Copy Code code as follows:

function Readbigfile ($filename, $count =, $tag = "\ r \ n") {
$content = "";//final content
$current = "";//Current read content hosting
$step = 1;//How many characters to go each time
$tagLen = strlen ($tag);
$start = 0;//starting position
$i = 0;//counter
$handle = fopen ($filename, ' r+ ');/read-write mode open file, pointer to file starting position
while ($i < $ Count &&!feof ($handle)) {
Fseek ($handle, $start, seek_set);//pointer set at start of file
$current = fread ($handle, $step //Read the file
$content. = $current;//Combined string
$start + = $step;//By step forward
//by length of delimiter intercept string last to avoid several characters
$substrTa g = substr ($content,-$tagLen);
if ($substrTag = = $tag) {//To determine if it is a newline or other separator
$i + +;
$content. = "<br/>";
}

//Close file
fclose ($handle);
//Returns the result
return $content;
}
$filename = "csdn.sql";//need to read the file
$tag = \ n;//Line separator Note This must be in double quotes
$count = 100;//Read the number of rows
$data = r Eadbigfile ($filename, $count, $tag);
Echo $data;

As for the value of the variable $tag that the function passes in, the values passed in vary according to the system: Windows uses "\ r \ n", Linux/unix "\ n", and Mac OS "\ r".

The general process of program execution: first define some underlying variables to read the file, then open the file, position the pointer at the specified location of the file, and read the specified size. Stores the content in a variable every time it is read, until the number of rows or the end of the file that the read requires is reached.

Never assume that everything in the program will run as planned.

According to the code above, although you can get the specified location in the file, the size of the data specified, but the whole process only executed once, and do not get all the data. In fact, to get all the data, you can add to the outer layer of the loop to determine whether the file end of the loop, but this is a waste of system resources, and even because the file is too large to read and cause PHP execution timeout. Another method is to record and store the position of the pointer after the last time the data was read, and then execute the loop again, positioning the pointer at the last end, so there is no loop to read the file from the beginning to the end.
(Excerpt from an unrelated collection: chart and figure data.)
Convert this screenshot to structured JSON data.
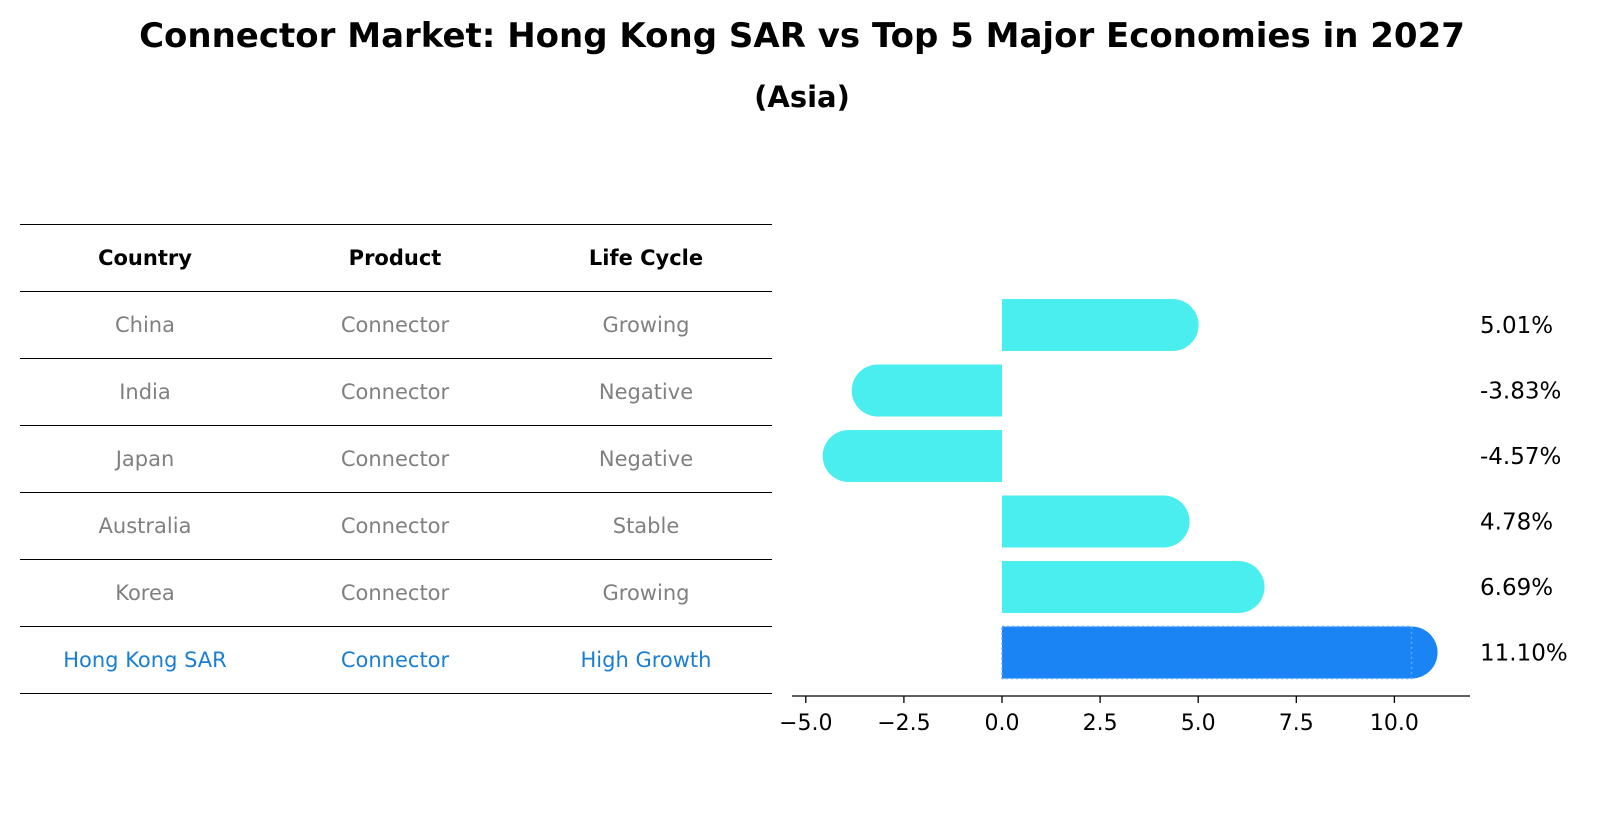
{
  "title": "Connector Market: Hong Kong SAR vs Top 5 Major Economies in 2027",
  "subtitle": "(Asia)",
  "table": {
    "headers": [
      "Country",
      "Product",
      "Life Cycle"
    ],
    "rows": [
      [
        "China",
        "Connector",
        "Growing"
      ],
      [
        "India",
        "Connector",
        "Negative"
      ],
      [
        "Japan",
        "Connector",
        "Negative"
      ],
      [
        "Australia",
        "Connector",
        "Stable"
      ],
      [
        "Korea",
        "Connector",
        "Growing"
      ],
      [
        "Hong Kong SAR",
        "Connector",
        "High Growth"
      ]
    ]
  },
  "colors": {
    "bar": "#4aeeee",
    "highlight": "#1a84f5",
    "highlight_text": "#1a7fd4",
    "muted_text": "#808080"
  },
  "chart_data": {
    "type": "bar",
    "orientation": "horizontal",
    "categories": [
      "China",
      "India",
      "Japan",
      "Australia",
      "Korea",
      "Hong Kong SAR"
    ],
    "values": [
      5.01,
      -3.83,
      -4.57,
      4.78,
      6.69,
      11.1
    ],
    "value_labels": [
      "5.01%",
      "-3.83%",
      "-4.57%",
      "4.78%",
      "6.69%",
      "11.10%"
    ],
    "highlight": "Hong Kong SAR",
    "xlim": [
      -5.3,
      12.0
    ],
    "xticks": [
      -5.0,
      -2.5,
      0.0,
      2.5,
      5.0,
      7.5,
      10.0
    ],
    "xtick_labels": [
      "−5.0",
      "−2.5",
      "0.0",
      "2.5",
      "5.0",
      "7.5",
      "10.0"
    ],
    "grid": false
  }
}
In fact, CSDN this database I have not yet to import the database, because at that time after the leak not a few days cnbeta on an analysis, OH, the movement too fast. When you see others have done this, there is not much motivation to do it, but in order to learn, still have to take time to complete the matter.

Contact Us

The content source of this page is from Internet, which doesn't represent Alibaba Cloud's opinion; products and services mentioned on that page don't have any relationship with Alibaba Cloud. If the content of the page makes you feel confusing, please write us an email, we will handle the problem within 5 days after receiving your email.

If you find any instances of plagiarism from the community, please send an email to: info-contact@alibabacloud.com and provide relevant evidence. A staff member will contact you within 5 working days.

A Free Trial That Lets You Build Big!

Start building with 50+ products and up to 12 months usage for Elastic Compute Service

  • Sales Support

    1 on 1 presale consultation

  • After-Sales Support

    24/7 Technical Support 6 Free Tickets per Quarter Faster Response

  • Alibaba Cloud offers highly flexible support services tailored to meet your exact needs.